No ano do distanciamento
O ano de 2020 do Papa Francisco, assim como de cada um de nós, foi profundamente marcado pela pandemia. Nenhuma viagem, poucas audiências gerais com a presença limitada de pessoas no final do verão, depois novamente interrompidas com a chegada da segunda vaga de contágios, celebrações públicas de forma reduzida, com a participação de pequenos grupos de fiéis. Faltaram a proximidade diária das pessoas, o contacto físico feito de abraços, apertos de mão, palavras sussurradas com lágrimas nos olhos, bênçãos na testa, olhares que se cruzam e se encontram. Também Francisco, à sua maneira, teve que desempenhar a sua missão à distância, permanecendo em casa, conectando-se de modo virtual, multiplicando os contactos telefónicos.
O ano do Papa Francisco foi marcado pelas palavras da exortação Querida Amazonia, que reuniu o discernimento do Sínodo de outubro de 2019 e foi publicada nas vésperas do surto da pandemia: uma vigorosa exortação a olhar para quanto acontece naquela região esquecida. A indicação de caminhos concretos para uma ecologia humana, que tenha em consideração os pobres, para a valorização das culturas e para uma Igreja missionária com um rosto amazónico. Quando parecia que a Covid-19 concedia uma trégua, pelo menos na Itália, Francisco retomou as audiências gerais com os fiéis, propondo-lhes um ciclo de catequeses sobre o futuro que queremos construir depois da pandemia. Por fim, no passado mês de outubro, o dom de uma nova encíclica, Fratelli tutti, que indicou a fraternidade e a amizade social como resposta às sombras do ódio, da violência e do egoísmo, que às vezes parecem prevalecer no nosso mundo desfigurado não só pelo coronavírus, mas por guerras, injustiças, pobrezas e mudanças climáticas.

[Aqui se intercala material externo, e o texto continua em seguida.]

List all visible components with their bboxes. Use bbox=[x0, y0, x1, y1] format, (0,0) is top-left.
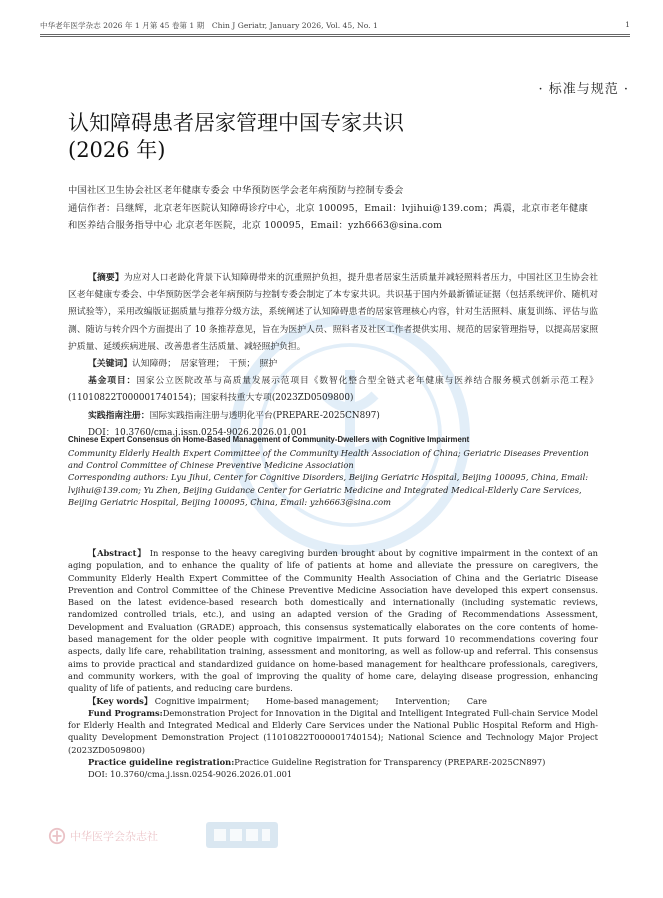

Na memória de todos, o acontecimento simbólico do ano que findou permanece o do dia 27 de março, com a Statio Orbis, a súplica a Deus para intervir e ajudar a humanidade atingida pela pandemia: Francisco sozinho, debaixo da chuva, numa praça de São Pedro desoladamente vazia, como nunca, e ao mesmo tempo nunca tão cheia, graças a milhões de pessoas do mundo inteiro, ligadas em mundovisão para rezar em silêncio. O Papa que sobe lentamente os largos degraus para chegar ao adro, recordando-nos que estamos todos no mesmo barco, impossibilitados de nos salvar sozinhos; o Papa que beija os pés do Crucifixo de São Marcelo, levado em procissão pelos romanos contra a peste; o Papa que abençoa a cidade e o mundo com o Santíssimo, enquanto no fundo se ouvem as sirenes numa Roma paralisada pelo confinamento.
Mas houve outro acontecimento do dia a dia, menos impressionante e contudo mais importante, que permitiu que Francisco acompanhasse milhões de pessoas do mundo inteiro na primeira parte do ano de 2020, durante o tempo do medo e da desorientação. Foi a Missa do dia, celebrada na capela da Casa Santa Marta às 7h da manhã: durante três meses o Sucessor de Pedro bateu suavemente às portas das nossas casas, convidando-nos a não ouvir grandes discursos nem longas catequeses, mas sobretudo a prestar atenção às palavras das Escrituras, comentadas com breves homilias improvisadas e seguidas, depois da celebração eucarística, por alguns minutos de adoração silenciosa diante do Santíssimo. Cada manhã, cada meio-dia ou cada tarde, segundo o fuso horário, numerosas pessoas, até não praticantes e não crentes, se sintonizavam através da rádio, da televisão, em streaming, para ouvir a mensagem do Evangelho e a voz do Bispo de Roma, que se tornou pároco do mundo. E se as imagens do Papa sozinho na praça, a 27 de março impressionaram, comoveram ainda mais aquelas dos numerosos fiéis ajoelhados durante a consagração diante de um ecrã ou de um smartphone, das Américas à Europa, da China à África. A sobriedade essencial daquelas celebrações, precedidas por breves preces pelas categorias mais atingidas pela Covid-19, fez companhia, ofereceu vislumbres de esperança, ajudou a rezar, levando a sentir-nos menos sozinhos, isolados, abandonados. A proximidade ao povo de Deus, o acompanhamento alcançado com aquelas missas partilhadas nos ecrãs do mundo inteiro, tornou evidente o que significa, para o Papa, ser pastor da Igreja universal, intercessor a favor da humanidade ferida, testemunha do Evangelho em ação em toda a família humana, de muitas maneiras frequentemente imprevisíveis e escondidas.